The slip at pullout torque is found by calculating the Thevenin equivalent of the input circuit from the rotor back to the power supply, and then using that with the rotor circuit model.

$$Z_{TH} = \frac{jX_M(R_1+jX_1)}{R_1 + j(X_1+X_M)}$$

In [3]:
Zth = (Xm*1j * (R1 + X1*1j)) / (R1 + (X1+Xm)*1j)
Zth_angle = arctan(Zth.imag/Zth.real)
print('Zth = ({:.4f})Ω = {:.3f} Ω ∠{:.1f}°'.format(Zth, abs(Zth), Zth_angle/pi*180))
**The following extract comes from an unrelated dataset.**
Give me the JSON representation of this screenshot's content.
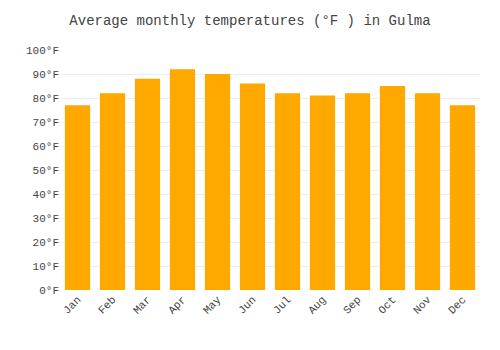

Zth = (0.0959+0.2066j)Ω = 0.228 Ω ∠65.1°
$$\vec{V_{TH}} = \frac{jX_M}{R_1 + j(X_1+X_M)} \vec{V_ \phi }$$

In [4]:
Vth = Xm*1j / (R1 + (X1+Xm)*1j) * Vphi
Vth_angle = arctan(Vth.imag/Vth.real)
print('Zth = {:.1f} V ∠{:.1f}°'.format(abs(Vth), Vth_angle/pi*180))


Zth = 117.5 V ∠0.6°

The slip at pullout torque is: $$S_\text{max} = \frac{R_2}{\sqrt{R_{TH}^2+(X_{TH}+X_2)^2}}$$


In [5]:
Rth = Zth.real
Xth = Zth.imag
s_max = R2 / sqrt(Rth**2 + (Xth+X2)**2)
print('''
s_max = {:.3f}
============='''.format(s_max))


s_max = 0.164
=============

The pullout torque of the motor is:

$$\tau_\text{max} = \frac{3V_{TH}^2}{2\omega_\text{sync}[R_{TH}+\sqrt{R_{TH}^2+(X_{TH}+X_2)^2}]}$$

In [6]:
tau_max = (3* abs(Vth)**2) / (2 * w_sync*(Rth + sqrt(Rth**2 + (Xth+X2)**2)))
print('''
tau_max = {:.0f} Nm
================'''.format(tau_max))


tau_max = 210 Nm
================